O gece kendisiyle konuşurken şikâyetlerimi, vicdani olarak bugün takdir ettiğim gibi, bir şefe, büyük bir adama söylenemeyecek surette, bilhassa Heyeti Vekile'de, kalabalık bir yerde söylenemeyecek şekilden daha ileri giderek söyledim. Şimdi düşünürken takdir ediyorum. Şikâyetimde söylediğim şu idi: Canımdan bezdim, artık devam edemeyeceğim...

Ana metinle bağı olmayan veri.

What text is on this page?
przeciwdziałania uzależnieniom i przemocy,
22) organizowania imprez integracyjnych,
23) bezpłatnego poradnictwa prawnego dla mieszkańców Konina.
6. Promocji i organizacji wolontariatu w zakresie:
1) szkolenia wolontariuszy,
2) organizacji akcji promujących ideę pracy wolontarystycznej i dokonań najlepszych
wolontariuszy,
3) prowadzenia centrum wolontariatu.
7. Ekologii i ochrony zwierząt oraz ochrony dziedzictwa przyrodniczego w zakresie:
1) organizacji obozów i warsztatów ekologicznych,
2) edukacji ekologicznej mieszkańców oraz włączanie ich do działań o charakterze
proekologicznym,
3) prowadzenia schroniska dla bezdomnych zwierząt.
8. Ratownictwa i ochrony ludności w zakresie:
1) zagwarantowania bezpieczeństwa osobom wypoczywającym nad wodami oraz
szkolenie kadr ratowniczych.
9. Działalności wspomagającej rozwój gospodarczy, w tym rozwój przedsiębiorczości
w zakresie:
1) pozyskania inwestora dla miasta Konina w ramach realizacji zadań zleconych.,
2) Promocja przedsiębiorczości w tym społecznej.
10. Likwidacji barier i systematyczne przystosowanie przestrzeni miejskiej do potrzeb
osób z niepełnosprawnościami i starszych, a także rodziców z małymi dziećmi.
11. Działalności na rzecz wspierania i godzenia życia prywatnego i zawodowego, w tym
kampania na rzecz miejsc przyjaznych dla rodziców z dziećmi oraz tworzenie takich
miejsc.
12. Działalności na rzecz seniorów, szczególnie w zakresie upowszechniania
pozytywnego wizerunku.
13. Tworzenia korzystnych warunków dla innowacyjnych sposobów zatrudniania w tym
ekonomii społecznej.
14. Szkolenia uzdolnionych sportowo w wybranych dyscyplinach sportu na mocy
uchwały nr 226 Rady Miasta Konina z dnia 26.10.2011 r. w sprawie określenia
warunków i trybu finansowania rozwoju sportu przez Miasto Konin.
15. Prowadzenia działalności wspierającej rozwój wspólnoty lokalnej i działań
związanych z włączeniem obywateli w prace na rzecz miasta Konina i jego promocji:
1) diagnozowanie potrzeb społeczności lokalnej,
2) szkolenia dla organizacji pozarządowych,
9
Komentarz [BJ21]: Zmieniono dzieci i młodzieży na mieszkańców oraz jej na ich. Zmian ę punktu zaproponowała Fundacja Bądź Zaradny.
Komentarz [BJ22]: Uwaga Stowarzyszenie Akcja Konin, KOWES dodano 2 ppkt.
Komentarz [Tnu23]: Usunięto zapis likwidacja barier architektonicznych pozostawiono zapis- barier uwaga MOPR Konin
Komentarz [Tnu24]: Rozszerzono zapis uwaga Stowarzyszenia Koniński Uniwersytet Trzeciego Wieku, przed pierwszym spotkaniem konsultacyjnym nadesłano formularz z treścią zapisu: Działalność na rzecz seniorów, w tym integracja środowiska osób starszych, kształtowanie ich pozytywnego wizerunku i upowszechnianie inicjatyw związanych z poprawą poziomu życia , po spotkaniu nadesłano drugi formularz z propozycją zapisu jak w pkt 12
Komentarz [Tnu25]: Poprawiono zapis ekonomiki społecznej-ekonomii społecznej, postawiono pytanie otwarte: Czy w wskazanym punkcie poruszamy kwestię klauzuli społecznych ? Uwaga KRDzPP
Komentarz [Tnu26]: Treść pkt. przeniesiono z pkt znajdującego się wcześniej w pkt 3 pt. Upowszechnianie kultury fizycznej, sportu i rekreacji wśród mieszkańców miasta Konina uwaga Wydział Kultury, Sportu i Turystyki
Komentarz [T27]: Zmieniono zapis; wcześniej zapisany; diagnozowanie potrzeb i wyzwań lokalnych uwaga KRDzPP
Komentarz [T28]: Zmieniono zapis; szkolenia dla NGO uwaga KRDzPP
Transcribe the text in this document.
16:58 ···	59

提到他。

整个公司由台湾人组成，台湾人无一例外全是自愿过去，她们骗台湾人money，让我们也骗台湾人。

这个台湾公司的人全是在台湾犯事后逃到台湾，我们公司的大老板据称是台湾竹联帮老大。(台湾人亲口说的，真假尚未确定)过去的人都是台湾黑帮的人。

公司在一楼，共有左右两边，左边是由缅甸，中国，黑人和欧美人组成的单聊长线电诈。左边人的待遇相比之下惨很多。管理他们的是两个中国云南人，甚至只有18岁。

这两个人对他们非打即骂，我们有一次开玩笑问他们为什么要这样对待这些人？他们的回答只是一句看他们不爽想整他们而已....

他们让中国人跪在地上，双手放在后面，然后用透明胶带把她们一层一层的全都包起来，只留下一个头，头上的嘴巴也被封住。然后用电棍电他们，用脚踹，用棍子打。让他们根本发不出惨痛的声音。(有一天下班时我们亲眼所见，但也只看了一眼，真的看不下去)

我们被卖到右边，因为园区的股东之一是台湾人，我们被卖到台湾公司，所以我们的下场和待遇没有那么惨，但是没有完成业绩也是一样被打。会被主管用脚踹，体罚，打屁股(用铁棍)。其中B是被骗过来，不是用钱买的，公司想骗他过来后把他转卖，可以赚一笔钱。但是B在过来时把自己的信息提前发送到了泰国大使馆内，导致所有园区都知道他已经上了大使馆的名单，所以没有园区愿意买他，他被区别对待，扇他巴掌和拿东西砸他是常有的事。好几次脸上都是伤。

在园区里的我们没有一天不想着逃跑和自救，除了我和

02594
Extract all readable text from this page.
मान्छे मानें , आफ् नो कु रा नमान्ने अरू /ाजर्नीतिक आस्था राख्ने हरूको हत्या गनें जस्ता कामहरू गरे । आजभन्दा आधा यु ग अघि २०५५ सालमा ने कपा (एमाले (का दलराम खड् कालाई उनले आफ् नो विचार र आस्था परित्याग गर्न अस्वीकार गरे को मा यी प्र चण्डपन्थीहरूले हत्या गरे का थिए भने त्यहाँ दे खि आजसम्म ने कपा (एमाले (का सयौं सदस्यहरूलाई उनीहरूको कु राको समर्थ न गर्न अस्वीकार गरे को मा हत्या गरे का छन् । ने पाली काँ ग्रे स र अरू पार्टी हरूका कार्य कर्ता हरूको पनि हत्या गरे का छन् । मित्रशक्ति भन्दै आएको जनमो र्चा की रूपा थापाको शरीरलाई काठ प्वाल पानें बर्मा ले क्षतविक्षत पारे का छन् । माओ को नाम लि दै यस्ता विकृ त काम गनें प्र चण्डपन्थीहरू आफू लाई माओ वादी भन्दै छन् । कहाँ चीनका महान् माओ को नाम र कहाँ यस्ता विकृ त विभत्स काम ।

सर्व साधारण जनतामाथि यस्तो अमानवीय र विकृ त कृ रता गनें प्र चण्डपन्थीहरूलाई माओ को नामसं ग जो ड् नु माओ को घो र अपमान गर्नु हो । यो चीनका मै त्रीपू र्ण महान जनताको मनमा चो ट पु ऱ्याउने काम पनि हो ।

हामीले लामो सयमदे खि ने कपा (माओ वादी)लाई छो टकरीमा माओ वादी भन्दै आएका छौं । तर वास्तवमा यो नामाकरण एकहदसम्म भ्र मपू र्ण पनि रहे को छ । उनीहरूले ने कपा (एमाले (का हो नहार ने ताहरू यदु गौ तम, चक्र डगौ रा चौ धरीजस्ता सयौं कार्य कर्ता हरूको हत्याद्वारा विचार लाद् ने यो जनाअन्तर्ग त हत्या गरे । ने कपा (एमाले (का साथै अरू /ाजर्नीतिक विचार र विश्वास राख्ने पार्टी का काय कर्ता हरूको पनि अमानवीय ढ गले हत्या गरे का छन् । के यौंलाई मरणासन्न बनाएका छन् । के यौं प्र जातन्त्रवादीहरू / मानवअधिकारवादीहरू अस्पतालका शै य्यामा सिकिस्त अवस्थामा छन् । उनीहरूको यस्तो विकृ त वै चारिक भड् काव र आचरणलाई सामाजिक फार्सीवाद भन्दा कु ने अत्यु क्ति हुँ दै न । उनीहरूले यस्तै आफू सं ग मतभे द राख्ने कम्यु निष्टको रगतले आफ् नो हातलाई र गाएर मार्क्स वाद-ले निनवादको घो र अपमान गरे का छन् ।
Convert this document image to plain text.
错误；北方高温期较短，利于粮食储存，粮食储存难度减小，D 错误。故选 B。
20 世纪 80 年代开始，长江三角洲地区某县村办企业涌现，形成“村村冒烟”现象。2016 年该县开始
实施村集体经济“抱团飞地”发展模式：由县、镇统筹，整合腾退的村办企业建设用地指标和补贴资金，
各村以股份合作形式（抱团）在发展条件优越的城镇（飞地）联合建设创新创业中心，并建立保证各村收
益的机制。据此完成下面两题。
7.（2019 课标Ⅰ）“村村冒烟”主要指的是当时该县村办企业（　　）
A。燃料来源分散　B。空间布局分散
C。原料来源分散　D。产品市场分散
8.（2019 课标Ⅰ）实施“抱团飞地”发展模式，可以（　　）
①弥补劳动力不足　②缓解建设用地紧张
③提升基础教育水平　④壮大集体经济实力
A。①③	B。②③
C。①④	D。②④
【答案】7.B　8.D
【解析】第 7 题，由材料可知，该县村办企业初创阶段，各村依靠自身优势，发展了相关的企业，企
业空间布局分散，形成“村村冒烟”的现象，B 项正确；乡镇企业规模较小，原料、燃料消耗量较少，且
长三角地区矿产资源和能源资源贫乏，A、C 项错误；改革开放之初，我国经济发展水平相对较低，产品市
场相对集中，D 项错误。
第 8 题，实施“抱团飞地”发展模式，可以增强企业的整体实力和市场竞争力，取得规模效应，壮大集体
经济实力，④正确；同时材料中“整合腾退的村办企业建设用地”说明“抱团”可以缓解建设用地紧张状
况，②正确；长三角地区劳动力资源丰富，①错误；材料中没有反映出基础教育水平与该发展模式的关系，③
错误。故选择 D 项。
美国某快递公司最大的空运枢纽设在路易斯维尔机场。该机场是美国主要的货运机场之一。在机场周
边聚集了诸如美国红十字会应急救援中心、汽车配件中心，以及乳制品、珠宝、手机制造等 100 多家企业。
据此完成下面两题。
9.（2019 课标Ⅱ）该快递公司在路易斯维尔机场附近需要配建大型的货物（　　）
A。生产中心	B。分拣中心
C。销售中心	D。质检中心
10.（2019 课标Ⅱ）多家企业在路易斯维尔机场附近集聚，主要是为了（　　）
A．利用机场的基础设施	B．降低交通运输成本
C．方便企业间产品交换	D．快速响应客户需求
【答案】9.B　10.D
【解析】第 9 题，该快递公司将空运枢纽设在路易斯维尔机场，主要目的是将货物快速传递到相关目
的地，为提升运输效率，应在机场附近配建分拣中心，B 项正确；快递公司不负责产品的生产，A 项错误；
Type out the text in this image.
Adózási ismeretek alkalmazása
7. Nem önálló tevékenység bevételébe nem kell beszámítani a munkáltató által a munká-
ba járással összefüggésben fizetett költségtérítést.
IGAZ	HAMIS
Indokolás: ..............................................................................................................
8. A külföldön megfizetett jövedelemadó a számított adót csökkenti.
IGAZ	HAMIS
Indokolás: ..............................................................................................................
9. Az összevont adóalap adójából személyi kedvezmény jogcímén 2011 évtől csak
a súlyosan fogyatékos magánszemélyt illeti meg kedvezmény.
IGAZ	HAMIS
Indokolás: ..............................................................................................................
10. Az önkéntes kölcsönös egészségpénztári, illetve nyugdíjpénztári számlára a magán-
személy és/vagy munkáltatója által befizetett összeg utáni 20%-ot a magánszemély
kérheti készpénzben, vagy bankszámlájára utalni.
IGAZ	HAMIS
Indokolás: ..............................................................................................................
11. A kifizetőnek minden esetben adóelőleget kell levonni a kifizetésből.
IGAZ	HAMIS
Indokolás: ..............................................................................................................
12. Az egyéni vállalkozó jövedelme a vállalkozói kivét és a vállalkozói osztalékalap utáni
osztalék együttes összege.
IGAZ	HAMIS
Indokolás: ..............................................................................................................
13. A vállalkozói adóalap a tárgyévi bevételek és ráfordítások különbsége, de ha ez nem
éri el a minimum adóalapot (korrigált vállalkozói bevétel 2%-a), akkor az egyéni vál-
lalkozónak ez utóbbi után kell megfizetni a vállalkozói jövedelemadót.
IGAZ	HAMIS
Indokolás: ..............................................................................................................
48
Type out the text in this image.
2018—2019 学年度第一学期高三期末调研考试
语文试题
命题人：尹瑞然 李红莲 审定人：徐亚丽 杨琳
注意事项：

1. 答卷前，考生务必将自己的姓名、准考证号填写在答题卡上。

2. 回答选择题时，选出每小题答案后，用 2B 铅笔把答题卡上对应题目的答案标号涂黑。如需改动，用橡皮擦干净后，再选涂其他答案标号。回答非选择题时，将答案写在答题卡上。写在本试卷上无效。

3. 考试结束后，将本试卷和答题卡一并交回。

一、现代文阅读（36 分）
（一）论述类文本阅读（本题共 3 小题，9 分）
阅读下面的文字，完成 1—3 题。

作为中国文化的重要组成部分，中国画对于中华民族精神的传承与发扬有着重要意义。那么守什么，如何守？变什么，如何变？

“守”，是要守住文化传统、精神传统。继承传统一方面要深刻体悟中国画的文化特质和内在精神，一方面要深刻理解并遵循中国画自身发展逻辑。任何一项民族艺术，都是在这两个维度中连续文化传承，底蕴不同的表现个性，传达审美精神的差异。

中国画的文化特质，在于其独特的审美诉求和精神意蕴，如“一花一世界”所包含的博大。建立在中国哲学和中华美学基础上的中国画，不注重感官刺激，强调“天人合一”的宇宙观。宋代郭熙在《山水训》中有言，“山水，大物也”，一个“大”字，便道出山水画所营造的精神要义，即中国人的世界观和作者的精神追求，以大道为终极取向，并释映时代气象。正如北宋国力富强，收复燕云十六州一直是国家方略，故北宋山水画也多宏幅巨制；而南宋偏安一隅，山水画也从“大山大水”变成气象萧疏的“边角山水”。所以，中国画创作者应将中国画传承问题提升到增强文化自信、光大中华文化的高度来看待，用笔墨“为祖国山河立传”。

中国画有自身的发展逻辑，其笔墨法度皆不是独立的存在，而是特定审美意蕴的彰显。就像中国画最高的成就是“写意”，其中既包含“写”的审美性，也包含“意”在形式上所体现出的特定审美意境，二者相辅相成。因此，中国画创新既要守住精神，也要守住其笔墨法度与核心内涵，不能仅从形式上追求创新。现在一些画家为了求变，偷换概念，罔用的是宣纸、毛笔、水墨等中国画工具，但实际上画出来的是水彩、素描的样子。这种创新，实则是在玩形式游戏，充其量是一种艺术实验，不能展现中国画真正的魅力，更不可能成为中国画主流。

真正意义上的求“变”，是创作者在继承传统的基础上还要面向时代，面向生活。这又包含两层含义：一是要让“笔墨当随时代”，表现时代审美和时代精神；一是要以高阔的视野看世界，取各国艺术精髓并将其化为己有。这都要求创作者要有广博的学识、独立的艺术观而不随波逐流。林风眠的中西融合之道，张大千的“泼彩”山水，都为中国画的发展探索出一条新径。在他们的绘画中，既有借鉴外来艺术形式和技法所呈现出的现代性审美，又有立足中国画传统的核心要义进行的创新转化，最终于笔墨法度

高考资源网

Bunların lüzumu yoktu. Çünkü ortada muayyen hiçbir mesele yoktu. Bu kadar tecrübeden sonra ikimiz arasında cereyan eden konuşmada, artık bu işten usandım dediğim zaman, dışarda birisi bunları işitseydi türlü türlü sebepler tahayyül (hayal) edebilirdi. Ama olmuyor. Bir gün evvelki ifadelerimde ölçülerimin normal olmadığını ertesi günü takdir ettim. Hükümet işlerinde çalışamayacak kadar yorgun düştüğümü ve yıprandığımı tekrarlayarak kendisinden istirham ettim ki, bana izin versin... Atatürk o gün pek lütufkâr davrandı. Peki dedi, tasvip etti. Meclis yeni dağılmış, tekrar toplanmaya da lüzum görülmedi. Onun üzerine izin şeklinde bir fasıla verdikten sonra hükümet tebeddülünü (değişimini) tasvip ettiler. meselenin heyeti umumiyesi bundan ibarettir.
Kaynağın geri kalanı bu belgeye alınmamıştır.